Éducation, autogestion, éthique

mis en ligne le 18 novembre 2010
L’ouvrage que Hugues Lenoir nous offre est un recueil de textes touchant à l’éducation et à la formation. Souvent repris de publications spécialisées ou militantes et mis à jour, ces textes traitent de sujets bien différents, et concernent à la fois l’éducation en général et la formation continue, le domaine professionnel spécifique de l’auteur. Ils sont écrits dans une langue claire qui évite le jargon propre à la sphère éducative, et sans les longueurs habituelles qui sont le passage obligé de la prose universitaire. Du rappel des grands thèmes de la pédagogie libertaire aux techniques pédagogiques qui peuvent créer à tout âge un décalage par rapport aux représentations figées (on appréciera notamment le passage sur le photo-langage), en passant par la question si brûlante de l’évaluation, ces treize textes sont placés sous le signe de la diversité.
Certes il n’y a pas loin de la variété à l’éparpillement. Disons donc que ce recueil échappe à l’accusation d’être un rassemblement hétéroclite de textes sans rapport direct entre eux pour deux raisons essentielles qui font que le livre mérite lecture.

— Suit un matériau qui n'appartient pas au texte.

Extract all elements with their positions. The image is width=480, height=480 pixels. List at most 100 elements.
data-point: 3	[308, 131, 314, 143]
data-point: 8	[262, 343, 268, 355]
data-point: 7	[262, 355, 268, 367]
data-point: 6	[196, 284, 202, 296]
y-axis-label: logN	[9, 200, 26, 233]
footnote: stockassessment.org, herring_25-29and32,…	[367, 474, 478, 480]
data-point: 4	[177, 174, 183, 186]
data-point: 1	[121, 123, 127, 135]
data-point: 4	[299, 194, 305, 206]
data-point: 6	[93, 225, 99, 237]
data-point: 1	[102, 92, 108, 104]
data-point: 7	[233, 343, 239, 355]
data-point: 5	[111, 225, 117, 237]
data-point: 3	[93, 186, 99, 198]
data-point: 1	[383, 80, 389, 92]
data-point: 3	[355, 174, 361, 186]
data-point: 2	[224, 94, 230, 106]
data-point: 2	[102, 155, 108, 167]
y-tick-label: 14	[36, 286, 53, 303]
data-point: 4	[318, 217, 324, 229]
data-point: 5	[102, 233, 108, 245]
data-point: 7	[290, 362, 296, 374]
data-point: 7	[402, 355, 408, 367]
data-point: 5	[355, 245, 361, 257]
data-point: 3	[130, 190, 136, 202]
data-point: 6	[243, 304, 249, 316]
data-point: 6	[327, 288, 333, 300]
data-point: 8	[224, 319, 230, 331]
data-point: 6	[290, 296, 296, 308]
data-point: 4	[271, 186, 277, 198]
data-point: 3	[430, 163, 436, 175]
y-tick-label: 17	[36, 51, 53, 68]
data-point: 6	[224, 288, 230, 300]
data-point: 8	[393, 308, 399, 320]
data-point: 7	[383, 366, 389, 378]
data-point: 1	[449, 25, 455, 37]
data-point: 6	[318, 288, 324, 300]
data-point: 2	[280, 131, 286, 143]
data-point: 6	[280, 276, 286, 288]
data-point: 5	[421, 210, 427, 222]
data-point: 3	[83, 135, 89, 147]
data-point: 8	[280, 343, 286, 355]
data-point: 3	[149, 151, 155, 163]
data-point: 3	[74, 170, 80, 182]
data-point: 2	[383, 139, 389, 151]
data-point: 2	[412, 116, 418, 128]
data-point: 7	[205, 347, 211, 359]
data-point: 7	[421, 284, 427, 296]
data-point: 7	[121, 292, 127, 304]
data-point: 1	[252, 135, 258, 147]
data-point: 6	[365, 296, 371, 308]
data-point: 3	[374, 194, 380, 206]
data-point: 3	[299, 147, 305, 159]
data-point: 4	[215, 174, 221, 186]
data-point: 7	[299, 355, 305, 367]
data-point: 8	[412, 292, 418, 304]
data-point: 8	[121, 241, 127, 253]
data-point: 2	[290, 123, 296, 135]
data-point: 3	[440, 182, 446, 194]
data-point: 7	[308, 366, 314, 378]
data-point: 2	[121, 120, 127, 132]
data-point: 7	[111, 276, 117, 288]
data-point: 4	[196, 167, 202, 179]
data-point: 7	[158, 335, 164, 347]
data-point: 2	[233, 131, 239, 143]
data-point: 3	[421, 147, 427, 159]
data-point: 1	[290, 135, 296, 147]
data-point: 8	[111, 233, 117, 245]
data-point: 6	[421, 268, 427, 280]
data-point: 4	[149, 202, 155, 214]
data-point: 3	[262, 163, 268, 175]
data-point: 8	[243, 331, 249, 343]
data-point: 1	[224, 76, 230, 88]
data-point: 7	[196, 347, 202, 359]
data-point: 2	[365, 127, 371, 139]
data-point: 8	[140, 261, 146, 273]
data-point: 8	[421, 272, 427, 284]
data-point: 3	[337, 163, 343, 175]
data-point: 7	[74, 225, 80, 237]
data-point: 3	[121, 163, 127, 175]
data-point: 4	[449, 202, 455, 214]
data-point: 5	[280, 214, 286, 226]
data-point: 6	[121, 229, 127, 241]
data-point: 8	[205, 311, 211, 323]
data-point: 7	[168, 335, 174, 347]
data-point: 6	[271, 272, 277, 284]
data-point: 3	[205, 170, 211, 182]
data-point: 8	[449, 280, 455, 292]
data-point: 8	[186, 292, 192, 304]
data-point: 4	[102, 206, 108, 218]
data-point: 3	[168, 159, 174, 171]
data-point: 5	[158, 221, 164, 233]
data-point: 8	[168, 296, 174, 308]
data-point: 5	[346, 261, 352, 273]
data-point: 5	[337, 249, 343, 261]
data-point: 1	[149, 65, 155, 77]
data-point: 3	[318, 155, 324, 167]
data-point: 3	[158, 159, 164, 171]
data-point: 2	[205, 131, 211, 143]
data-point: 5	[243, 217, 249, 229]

D’abord c’est bien le monde éducatif d’aujourd’hui que Hugues Lenoir questionne : certes il s’appuie sur l’inspiration libertaire pour ce qui est des valeurs guidantes ; on laissera dans ce domaine le lecteur aller à la recherche des quelques citations que l’auteur est allé chercher pour nous, toutes simples et très fortes (allez, une quand même : l’éducation, c’est « apprendre à penser, à discuter, à se souvenir et à poser des questions ») ; mais cette tradition n’est pas cultivée de façon muséale : on est dans l’histoire conjuguée au présent, pas dans le patrimonial si envahissant dans tous les milieux, milieu libertaire compris ; l’école du début du XXIe siècle occupe une part considérable de l’existence par rapport à celle qu’ont connue un Paul Robin ou un Sébastien Faure, d’autant qu’elle a l’ambition de se prolonger « tout au long de la vie », comme le sait bien Hugues, qui travaille dans la formation continue. À chacun d’essayer de tisser valeurs émancipatrices et réalités contradictoires d’une école qui ne cesse de s’étendre mais dans l’échec et la souffrance d’une partie des personnels et « desapprenants » (ce terme couvre à la fois les élèves au sens habituel du terme, les étudiants et les adultes en formation).
La reconnaissance de cette réalité, c’est aussi la reconnaissance des compromis à réaliser dans le travail, avec les apprenants comme avec les autres membres de la communauté de travail, les fameux « collègues ». Pas de recette dans ce domaine, et une grande inquiétude : comment ne pas trahir les idéaux qui fondent non seulement des choix pédagogiques, mais, plus fondamentalement encore, pour nombre d’entre nous, le choix d’une profession éducative ? La réponse d’Hugues Lenoir, si je l’ai bien comprise, est en deux temps : d’abord faire le choix des pratiques émancipatrices au sein même du travail (promouvoir l’auto-organisation, les échanges de savoirs, rendre fondamentaux les rôles de médiation et de facilitation de l’enseignant-animateur) – et ce temps est celui de toute une vie professionnelle ! –, ensuite se donner un cadre éthique.
C’est là, à mon regard, le principal apport de l’ouvrage, et ce qui en fait finalement l’unité. Se donner un temps et un espace mental de retour sur sa pratique permettant « de mieux assumer ses courages et ses renonciations sans que se produisent de trop grands désordres identitaires » est difficile, et se situe complètement en dehors d’une sorte de « Dix commandements » en éducation. Attention : il ne s’agit pas d’un examen de conscience, mais d’un travail visant à faire de sa pratique un lieu qui puisse conjuguer visée émancipatrice et compromis inévitables. Vaste programme, dont Hugues n’aborde pas le contenu dans ce bref ouvrage, mais qu’il établit comme une sorte de ligne d’horizon. Une éthique de l’action et de la remise en cause permanente, créatrice de nouveauté, opposée à une morale transcendante qui viendrait juger implacablement et qui générerait de la culpabilité ou, pire, de la certitude, c’est à chacun d’entre nous, éducateurs lambda, d’y travailler et d’échanger à ce propos (des revues comme Le nouvel éducateur, Les Cahiers pédagogiques ou L’Autre école s’y emploient dans la durée). On voit que ce livre, né d’expériences et de débats professionnels, nous ramène à notre quotidien, loin des imprécations définitives, mais sans renoncement.